A Paved Road needs to be adaptable. It depends on a malleable platform architecture, with well-defined and testable boundaries for Digital Service teams. Raw cloud services from the cloud provider need to be leaked out in a controlled way, based on where Digital Platform abstractions cannot create additional value and where lock-in switching costs are low.
Intentional friction as guard rails
Building a Digital Platform is about removing friction from paved user journeys, on behalf of Digital Service teams. At times, that also means adding intentional friction away from the Paved Road, to discourage Digital Service teams from adopting suboptimal practices.
It’s likely a majority of Digital Service team members won’t have worked on a Digital Platform before, won’t be familiar with Continuous Delivery practices, and won’t have operated a live customer-facing service before. It’s important that guardrails be established to reinforce the opinionated nature of the Digital Platform, and point Digital Service teams towards success.

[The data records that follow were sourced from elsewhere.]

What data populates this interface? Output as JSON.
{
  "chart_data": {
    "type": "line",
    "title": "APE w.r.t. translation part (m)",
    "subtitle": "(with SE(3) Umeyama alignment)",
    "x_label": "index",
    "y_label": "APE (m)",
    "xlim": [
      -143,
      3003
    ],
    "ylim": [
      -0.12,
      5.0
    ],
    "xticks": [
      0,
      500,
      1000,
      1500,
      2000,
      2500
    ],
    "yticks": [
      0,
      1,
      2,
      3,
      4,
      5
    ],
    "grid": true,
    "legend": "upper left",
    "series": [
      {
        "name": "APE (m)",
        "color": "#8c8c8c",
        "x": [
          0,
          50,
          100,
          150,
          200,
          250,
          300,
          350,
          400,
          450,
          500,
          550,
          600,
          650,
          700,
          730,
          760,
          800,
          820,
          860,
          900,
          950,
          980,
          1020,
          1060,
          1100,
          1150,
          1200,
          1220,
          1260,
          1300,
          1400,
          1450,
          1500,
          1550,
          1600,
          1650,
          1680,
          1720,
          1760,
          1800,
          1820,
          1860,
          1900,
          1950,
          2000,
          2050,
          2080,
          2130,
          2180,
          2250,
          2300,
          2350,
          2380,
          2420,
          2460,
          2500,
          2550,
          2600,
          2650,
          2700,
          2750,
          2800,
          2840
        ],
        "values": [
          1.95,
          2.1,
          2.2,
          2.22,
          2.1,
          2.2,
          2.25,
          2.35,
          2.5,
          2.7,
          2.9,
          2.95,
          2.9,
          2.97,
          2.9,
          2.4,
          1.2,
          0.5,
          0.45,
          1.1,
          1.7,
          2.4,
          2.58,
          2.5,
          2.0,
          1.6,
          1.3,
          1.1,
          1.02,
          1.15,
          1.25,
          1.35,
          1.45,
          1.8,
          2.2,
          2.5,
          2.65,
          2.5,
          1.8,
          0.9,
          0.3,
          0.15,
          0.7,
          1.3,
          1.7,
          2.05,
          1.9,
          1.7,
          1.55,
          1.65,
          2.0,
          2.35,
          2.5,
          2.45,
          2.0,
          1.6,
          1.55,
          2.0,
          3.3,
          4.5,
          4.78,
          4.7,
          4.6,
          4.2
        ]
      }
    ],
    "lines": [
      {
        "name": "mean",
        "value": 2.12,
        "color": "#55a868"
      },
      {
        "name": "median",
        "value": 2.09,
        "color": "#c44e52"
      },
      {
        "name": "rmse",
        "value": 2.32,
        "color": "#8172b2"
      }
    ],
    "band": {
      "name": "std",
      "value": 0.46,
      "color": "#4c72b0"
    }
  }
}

Recommendations we’ve incorporated into Digital Platforms include the following:
Don’t install a repository for proprietary libraries. This discourages the sharing of internal libraries between teams, and avoids the proprietary library hell pitfall
Don’t permit automated end-to-end tests in a test environment. This discourages reams of functional end-to-end tests, and avoids the Industrialised End-To-End Testing pitfall
It may take time for Digital Service teams to understand the purpose of intentional friction. It’s important for Digital Platform teams to engage with Digital Service teams, so they understand the purpose of intentional friction and can offer feedback.

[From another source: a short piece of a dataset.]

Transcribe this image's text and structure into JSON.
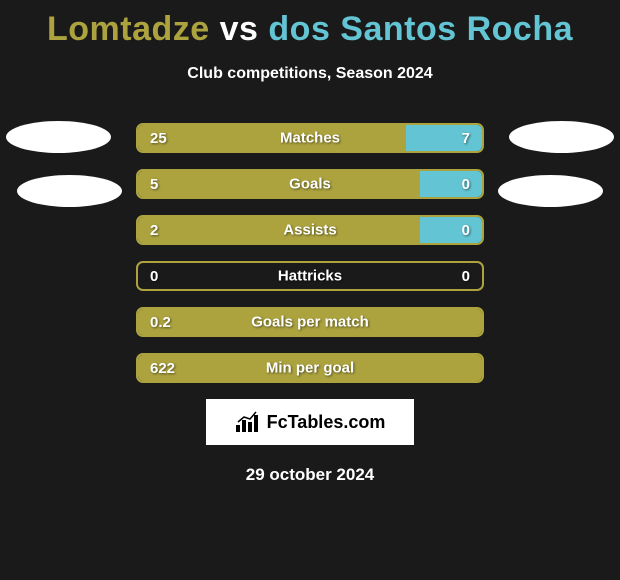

Design for optional Digital Service upgrades
Inevitably, some enhancements to Digital Platform capabilities will require corresponding updates in at least one Digital Service.
Update frequency will depend on the quality of those capabilities, and the amount of central management in your Paved Road. The onus is on Digital Platform teams to build high quality platform capabilities that rarely require Digital Service teams to make changes themselves. Low-quality platform capabilities and little central management could mean Digital Service teams have to perform regular updates.
Digital Services updates can be designed as either mandatory migrations, or optional upgrades. Mandatory migrations on short timelines can frustrate Digital Service teams, who will have their own delivery timelines to satisfy. Bi-directional feedback loops and trusted relationships can be sorely tested.
We’ve learned that optional upgrades with longer timelines are less painful for all concerned. The Digital Platform teams need to do as much work as possible without the Digital Service teams. When Digital Service teams need to make changes themselves, it’s the responsibility of the Digital Platform teams to design an optional upgrade framed with compelling benefits for the Digital Service teams. An optional upgrade needs to include a step-by-step upgrade guide, a list of any upgrade dependencies, and a clear offer of assistance.
Enable You Build It You Run It
Our accelerate Continuous Delivery and Operability principle means curated processes on a Digital Platform are clearly opinionated in favour of Continuous Delivery and Operability for all Digital Service teams.
A Digital Platform can be used to promote this practice. Digital Platform teams need to create platform capabilities that make it as easy as possible for Digital Service teams to own, build and run their Digital Services without interventions. Digital Service teams will respond positively to the challenge of operating live services. Digital Platform teams only support their own platform capabilities.
Organisational pressure may exist on a Digital Service or Digital Platform team to increase throughput. Empowering that team to reorganise itself can help it to cope with demand. One option would be to slice the team in two, based on product needs.